What the Studies Show
A study recently published in the American Journal of Epidemiology indicates that the extent to which ridesharing services curb intoxicated driving may be limited by certain factors. For the study, researchers investigated cities where Uber had temporarily halted service before later resuming. Researchers hypothesized that studying the moment when Uber became available again in a city could yield useful insights regarding its effect on alcohol-related automobile accidents.
Their findings revealed that in some cities, like Portland, Oregon and San Antonio, TX, Uber’s presence did have a positive effect. After a four-month hiatus, Uber returned to Portland in 2015, resulting in a 62 percent reduction in drunk driving accidents. In San Antonio, they dropped by 40 percent when Uber became available again.

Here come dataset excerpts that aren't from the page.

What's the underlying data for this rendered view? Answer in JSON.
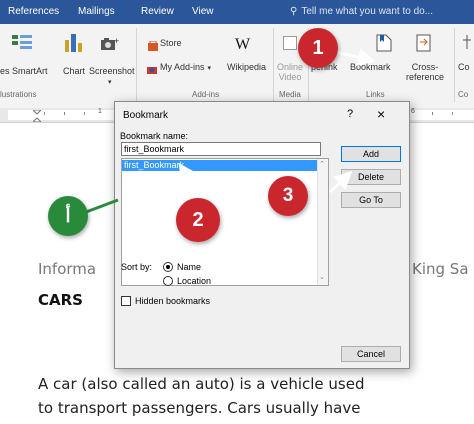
{
  "ribbon": {
    "tabs": [
      "References",
      "Mailings",
      "Review",
      "View"
    ],
    "tell_me": "Tell me what you want to do...",
    "buttons": {
      "smartart": "es SmartArt",
      "chart": "Chart",
      "screenshot": "Screenshot",
      "store": "Store",
      "my_addins": "My Add-ins",
      "wikipedia": "Wikipedia",
      "online_video_1": "Online",
      "online_video_2": "Video",
      "hyperlink": "perlink",
      "bookmark": "Bookmark",
      "cross_reference_1": "Cross-",
      "cross_reference_2": "reference",
      "comment": "Co"
    },
    "groups": {
      "illustrations": "lustrations",
      "addins": "Add-ins",
      "media": "Media",
      "links": "Links",
      "comments": "Co"
    }
  },
  "ruler": {
    "numbers": [
      "1",
      "6"
    ]
  },
  "document": {
    "line_left": "Informa",
    "line_right": "King Sa",
    "heading": "CARS",
    "para_line1": "A car (also called an auto) is a vehicle used",
    "para_line2": "to transport passengers. Cars usually have"
  },
  "dialog": {
    "title": "Bookmark",
    "help": "?",
    "close": "×",
    "name_label": "Bookmark name:",
    "name_value": "first_Bookmark",
    "list_items": [
      "first_Bookmark"
    ],
    "buttons": {
      "add": "Add",
      "delete": "Delete",
      "goto": "Go To",
      "cancel": "Cancel"
    },
    "sort_by_label": "Sort by:",
    "sort_options": [
      "Name",
      "Location"
    ],
    "sort_selected": "Name",
    "hidden_label": "Hidden bookmarks"
  },
  "callouts": {
    "c1": "1",
    "c2": "2",
    "c3": "3",
    "arabic": "أ"
  },
  "colors": {
    "ribbon_blue": "#2b579a",
    "callout_red": "#c9272d",
    "callout_green": "#2a8a3c",
    "selection": "#3399ff"
  }
}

However, in Reno, Nevada, Uber’s return failed to trigger a reduction in alcohol-related accidents. At this time, the researchers behind the study admit they don’t know why the effect seems to vary from one city to another. Their main goal was to determine how Uber impacts drunk driving accidents in cities after a hiatus. The analysis did not include any measures to determine how key factors in each city might influence the results.
What Happens Next
That said, inconclusive studies like these simply indicate the need for more research. According to the CDC, drunk driving accidents were responsible for the deaths of more than 10,000 American citizens in 2015 alone. If ridesharing services actually do reduce the prevalence of these accidents, the entire country benefits from the expanded availability of Uber and Lyft.
Unfortunately, a 2016 study which measured whether Uber reduced the rate of traffic deaths in 100 major counties within the United States failed to reveal any positive effect.
That doesn’t mean it’s time to dismiss the idea that ridesharing services can boost traffic safety and decrease the occurrence of car accident injuries. It means the issue warrants further study. Again, researchers don’t know why the benefits of Uber’s presence appear to vary from one city to the next.
Some believe that cultural differences between cities may influence how people choose to get from Point A to Point B. Perhaps cities where people are more likely to embrace Uber will be those that benefit most from its presence.
That’s just one possibility. The only way to know for sure is to continue monitoring the relevant statistics and funding these types of studies.